Tips for Getting Good Results

Dataset Quality
  • Use at least 10 clips that contain the kind of backward continuation (lead-in) you want learned.
  • Clips should be long enough that there is a meaningful lead-in beyond the suffix window.
  • For audio extension, ensure every clip carries clean, in-sync audio.
Caption Best Practices
  • Describe the action plainly, optionally with a trigger phrase.
  • Keep captions consistent across clips.

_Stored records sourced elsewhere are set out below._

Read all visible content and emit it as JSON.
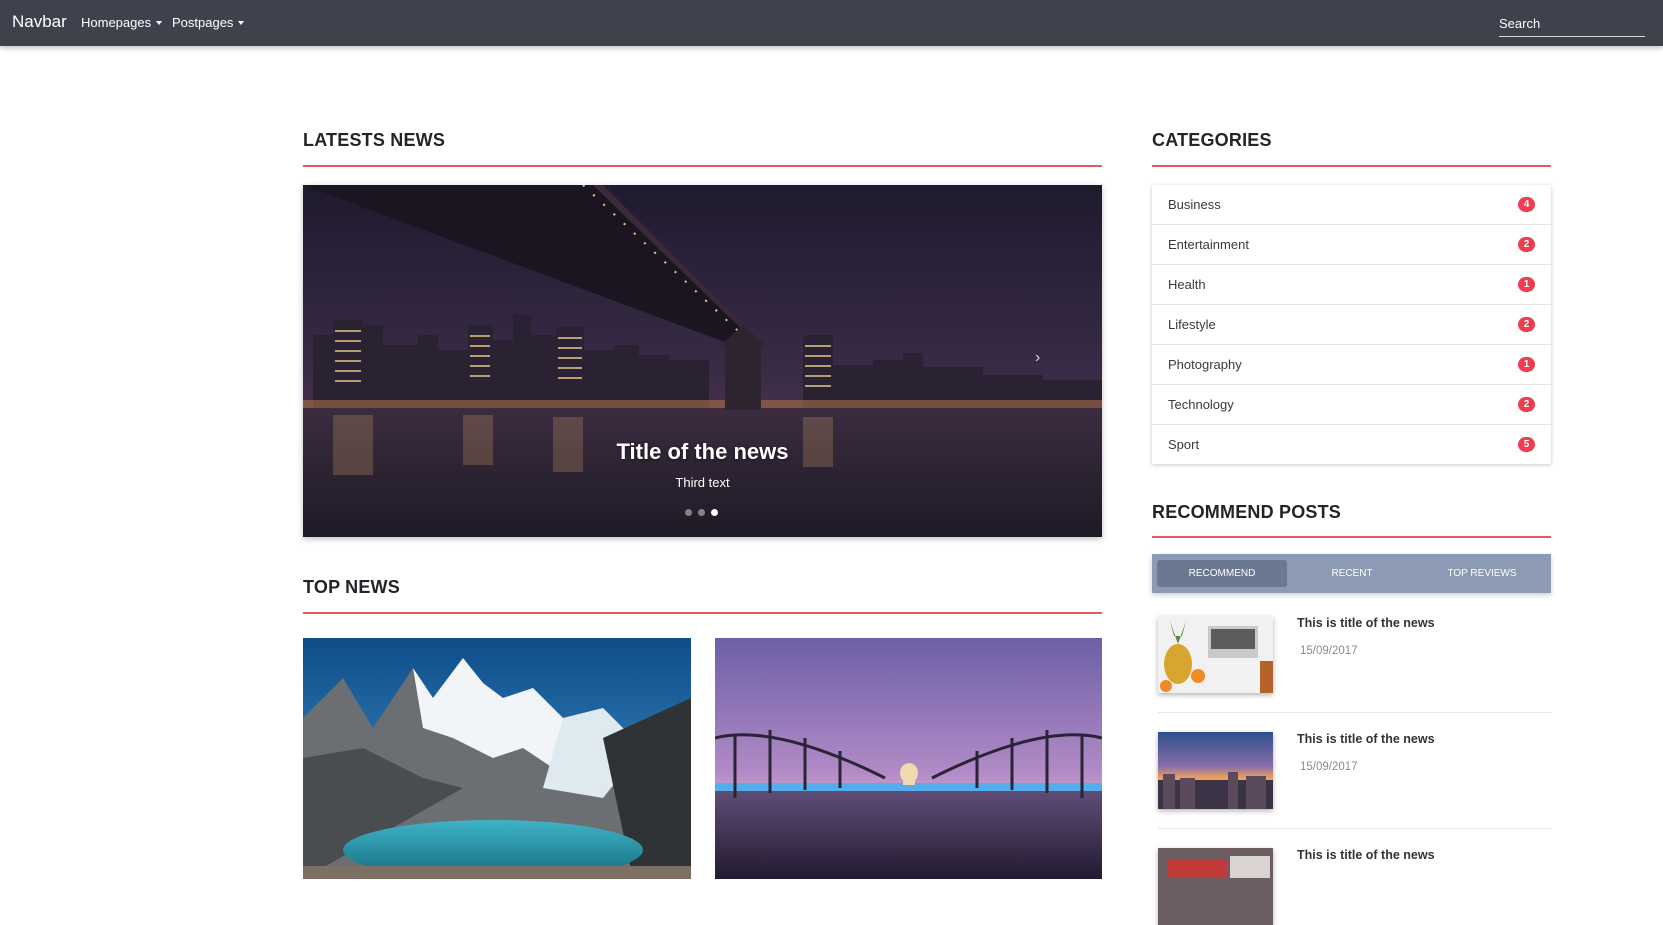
{
  "navbar": {
    "brand": "Navbar",
    "links": [
      {
        "label": "Homepages"
      },
      {
        "label": "Postpages"
      }
    ],
    "search_placeholder": "Search"
  },
  "latest_news": {
    "heading": "LATESTS NEWS",
    "slide": {
      "title": "Title of the news",
      "caption": "Third text"
    },
    "indicator_count": 3,
    "active_index": 2
  },
  "top_news": {
    "heading": "TOP NEWS"
  },
  "categories": {
    "heading": "CATEGORIES",
    "items": [
      {
        "label": "Business",
        "count": "4"
      },
      {
        "label": "Entertainment",
        "count": "2"
      },
      {
        "label": "Health",
        "count": "1"
      },
      {
        "label": "Lifestyle",
        "count": "2"
      },
      {
        "label": "Photography",
        "count": "1"
      },
      {
        "label": "Technology",
        "count": "2"
      },
      {
        "label": "Sport",
        "count": "5"
      }
    ]
  },
  "recommend_posts": {
    "heading": "RECOMMEND POSTS",
    "tabs": [
      {
        "label": "RECOMMEND",
        "active": true
      },
      {
        "label": "RECENT",
        "active": false
      },
      {
        "label": "TOP REVIEWS",
        "active": false
      }
    ],
    "posts": [
      {
        "title": "This is title of the news",
        "date": "15/09/2017"
      },
      {
        "title": "This is title of the news",
        "date": "15/09/2017"
      },
      {
        "title": "This is title of the news",
        "date": ""
      }
    ]
  },
  "colors": {
    "navbar_bg": "#3d424c",
    "accent_rule": "#e15b5b",
    "badge": "#ee3e4e",
    "tabs_bg": "#8c9ab4",
    "tab_active": "#6b7891"
  }
}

Good caption: `a person walking up to and opening a door` Weak caption: `door`

Trigger Phrases
  • Use a distinctive trigger phrase to invoke a particular lead-in style; include it in every caption and at inference.
Inference Format Matching

At inference, supply a closing clip at least `conditioning_frames` long, use the same caption style and trigger phrase, and match the audio setting.

json
{
  "training_data_url": "https://example.com/clips.zip",
  "trigger_phrase": "",
  "rank": 32,
  "number_of_steps": 2000,
  "learning_rate": 0.0002,
  "conditioning_frames": 8,
  "number_of_frames": 89,
  "frame_rate": 24,
  "resolution": "medium",
  "aspect_ratio": "1:1",
  "with_audio": false,
  "validation": [
    { "prompt": "a person approaching a door", "video_url": "https://example.com/closing.mp4" }
  ]
}
Diagnosing Issues
  • Lead-in drifts or does not flow into the suffix: add more representative clips; try a slightly longer `conditioning_frames` for more closing context.
  • Validation rejected for short clip: provide a validation clip at least `conditioning_frames` long, or lower `conditioning_frames`.
  • Audio extension rejected: when `with_audio` is true, every training and validation clip must have an audio track.
  • Overfitting: fewer steps, lower `rank`, more clips.
Validation Prompt Tips
  • Use a fresh closing clip to gauge generalization.
  • Keep the prompt aligned with the lead-in you expect.
Common Pitfalls
  • `conditioning_frames` not a multiple of 8 (use 8, 16, 24, ...).
  • A suffix window so long it covers the whole clip (nothing left to generate).
  • Enabling audio extension with silent clips.